08.12.2017 - von E.D.

Bei der Spd habe ich diese Anfrage wegen meiner Erwerbsminderungsrente vom Jahr 2001 gemacht.

Sehr geehrte Damen und Herren, Sie fragen sich, warum die Spd bei der Wahl soviele Wähler verloren haben. Dann erklären Sie uns Erwerbsgeminderten vom Jahr 2001, warum wir schlechter gestellt werden als diejenigen Erwerbsgeminderten vom Jahr 2013 und 2018. War unsere Arbeitskraft nicht soviel Wert wie die Heutige? Werden wir bei Ihnen weiter Bürger 2. Klasse bleiben? Wenn diese Ungerechtigkeit weiter bleibt, wird die SPD bei den nächsten Wahlen noch mehr Wähler verlieren!!

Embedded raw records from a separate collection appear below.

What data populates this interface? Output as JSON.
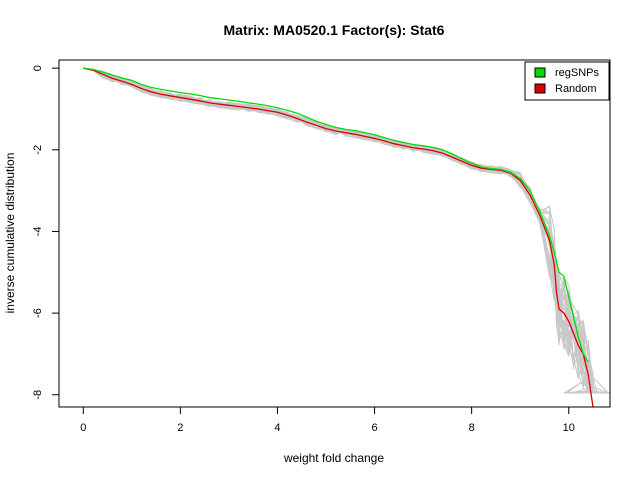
{
  "chart_data": {
    "type": "line",
    "title": "Matrix: MA0520.1 Factor(s): Stat6",
    "xlabel": "weight fold change",
    "ylabel": "inverse cumulative distribution",
    "xlim": [
      -0.5,
      10.85
    ],
    "ylim": [
      -8.3,
      0.2
    ],
    "xticks": [
      0,
      2,
      4,
      6,
      8,
      10
    ],
    "yticks": [
      0,
      -2,
      -4,
      -6,
      -8
    ],
    "grid": false,
    "legend_position": "top-right",
    "series": [
      {
        "name": "regSNPs",
        "color": "#00dd00",
        "x": [
          0,
          0.2,
          0.4,
          0.6,
          0.8,
          1.0,
          1.2,
          1.4,
          1.6,
          1.8,
          2.0,
          2.2,
          2.4,
          2.6,
          2.8,
          3.0,
          3.2,
          3.4,
          3.6,
          3.8,
          4.0,
          4.2,
          4.4,
          4.6,
          4.8,
          5.0,
          5.2,
          5.4,
          5.6,
          5.8,
          6.0,
          6.2,
          6.4,
          6.6,
          6.8,
          7.0,
          7.2,
          7.4,
          7.6,
          7.8,
          8.0,
          8.2,
          8.4,
          8.6,
          8.8,
          9.0,
          9.2,
          9.4,
          9.6,
          9.7,
          9.8,
          9.9,
          10.0,
          10.1,
          10.2,
          10.3,
          10.4
        ],
        "y": [
          0,
          -0.03,
          -0.1,
          -0.17,
          -0.24,
          -0.3,
          -0.4,
          -0.47,
          -0.52,
          -0.56,
          -0.6,
          -0.63,
          -0.67,
          -0.72,
          -0.75,
          -0.78,
          -0.81,
          -0.85,
          -0.88,
          -0.92,
          -0.97,
          -1.03,
          -1.1,
          -1.2,
          -1.3,
          -1.38,
          -1.45,
          -1.5,
          -1.53,
          -1.58,
          -1.63,
          -1.7,
          -1.77,
          -1.82,
          -1.87,
          -1.9,
          -1.94,
          -2.0,
          -2.1,
          -2.22,
          -2.33,
          -2.42,
          -2.46,
          -2.48,
          -2.55,
          -2.7,
          -3.0,
          -3.5,
          -4.1,
          -4.5,
          -5.0,
          -5.1,
          -5.6,
          -6.1,
          -6.6,
          -7.0,
          -7.2
        ]
      },
      {
        "name": "Random",
        "color": "#dd0000",
        "x": [
          0,
          0.2,
          0.4,
          0.6,
          0.8,
          1.0,
          1.2,
          1.4,
          1.6,
          1.8,
          2.0,
          2.2,
          2.4,
          2.6,
          2.8,
          3.0,
          3.2,
          3.4,
          3.6,
          3.8,
          4.0,
          4.2,
          4.4,
          4.6,
          4.8,
          5.0,
          5.2,
          5.4,
          5.6,
          5.8,
          6.0,
          6.2,
          6.4,
          6.6,
          6.8,
          7.0,
          7.2,
          7.4,
          7.6,
          7.8,
          8.0,
          8.2,
          8.4,
          8.6,
          8.8,
          9.0,
          9.2,
          9.4,
          9.6,
          9.7,
          9.75,
          9.8,
          9.9,
          10.0,
          10.1,
          10.2,
          10.3,
          10.4,
          10.5
        ],
        "y": [
          0,
          -0.05,
          -0.15,
          -0.25,
          -0.32,
          -0.4,
          -0.5,
          -0.58,
          -0.64,
          -0.68,
          -0.72,
          -0.76,
          -0.8,
          -0.85,
          -0.88,
          -0.91,
          -0.94,
          -0.97,
          -1.0,
          -1.04,
          -1.08,
          -1.15,
          -1.23,
          -1.32,
          -1.4,
          -1.48,
          -1.54,
          -1.58,
          -1.62,
          -1.67,
          -1.72,
          -1.78,
          -1.85,
          -1.9,
          -1.95,
          -1.98,
          -2.02,
          -2.08,
          -2.18,
          -2.28,
          -2.38,
          -2.45,
          -2.48,
          -2.5,
          -2.57,
          -2.75,
          -3.1,
          -3.6,
          -4.2,
          -4.8,
          -5.5,
          -5.9,
          -6.0,
          -6.2,
          -6.5,
          -6.8,
          -7.0,
          -7.5,
          -8.3
        ]
      }
    ],
    "background_series": {
      "color": "#c8c8c8",
      "count": 30,
      "x_end": 10.85,
      "y_end": -7.95
    }
  }
}
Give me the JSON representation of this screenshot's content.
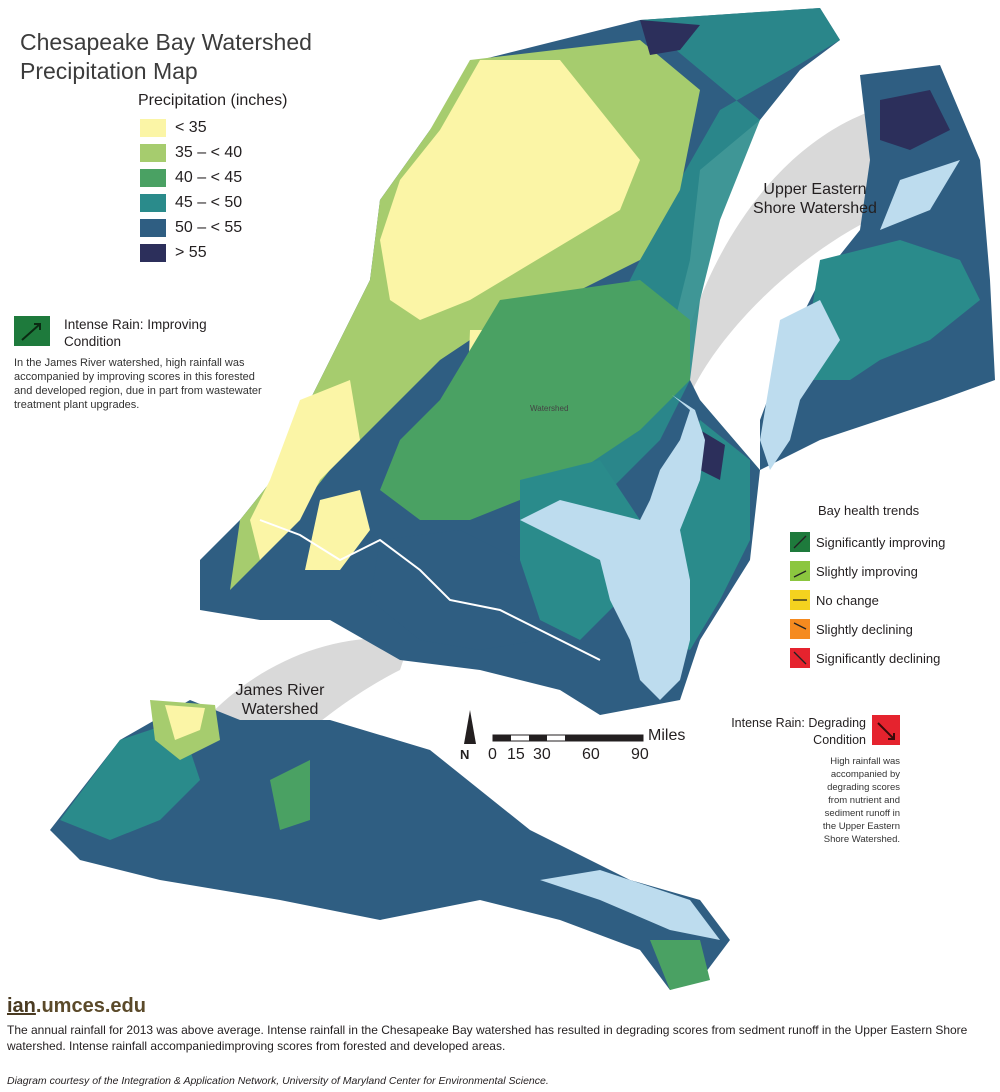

Wir hoffen,daß wir die soziale Gerechtigkeit, von der Ihre Partei immer spricht, auch für uns gilt. Was auch gerecht wäre, wenn die Abschläge bei den Erwerbsgeminderten und Witwenrenten abgeschafft wird. Ich hoffe,daß Herr Schulz diese Mail auch zu lesen bekommt!!!
Bitte um Antwort (nicht wieder per Brief, sondern durch E-Mail)
Danke schön im voraus.
Mit freundlichen Grüßen
Barbara D.

Heute kam diese Antwort von der Spd

Gesetzliche Rentenversicherung , Bestandsrentner
Ihre Mail vom 26. November 2017 an die SPD-Bundestagsfraktion
Sehr geehrte Frau D.,
vielen Dank für Ihre o.g. Mail, welche an die Arbeitsgruppe Arbeit und Soziales weitergeleitet worden ist. Sie wenden sich dagegen, dass Änderungen im Rentenrecht sich nicht auf die Rentner auswirken, die bereits eine Rente beziehen. In der Regel ist es so, dass Neuregelungen bei der Rente jeweils nur für Neuzugänge gelten. Auch die Verlängerung der Zurechnungszeiten gilt dem entsprechend leider nur für Neufälle. Das heißt aber auch, falls es zu Einschränkungen käme, so würde dies ebenfalls nur die Rentenneuzugänge betreffen und nicht diejenigen, die bereits eine Erwerbsminderungsrente bzw. eine andere Rente beziehen.

Ich stimme Ihnen darin zu, dass dieser quasi Bestandsschutz für Bestandsrentner/innen für Versicherte, die kurz vor dem Zeitpunkt des Inkrafttretens der neuen Regelungen oder generell früher in Rente gingen und nicht in den Genuss von Verbesserungen kommen, persönlich sehr ärgerlich ist. Würde man die Regelungen auch auf den Bestand übertragen, so müsste eine komplette Neuberechnung auf Grundlage des jetzt geltenden Rechts vorgenommen werden; dies wäre nicht nur mit einem enormen Verwaltungsaufwand verbunden, sondern könnte – je nach Ausgangslage – nicht nur zu Verbesserungen, sondern auch zu Verschlechterungen führen, da dann selbstverständlich alle in der Zwischenzeit erfolgten Rechtsänderungen einbezogen werden müssten. Um zu vermeiden, dass wenige Tage den Ausschlag geben über eine Zurechnungszeit bis 62 oder aber bis 65 Jahre, hat sich der Gesetzgeber in der aktuellsten Reform dazu entschlossen, die Anhebung schrittweise einzuführen – folglich eine Reihe vieler kleiner Stichtage zu schaffen.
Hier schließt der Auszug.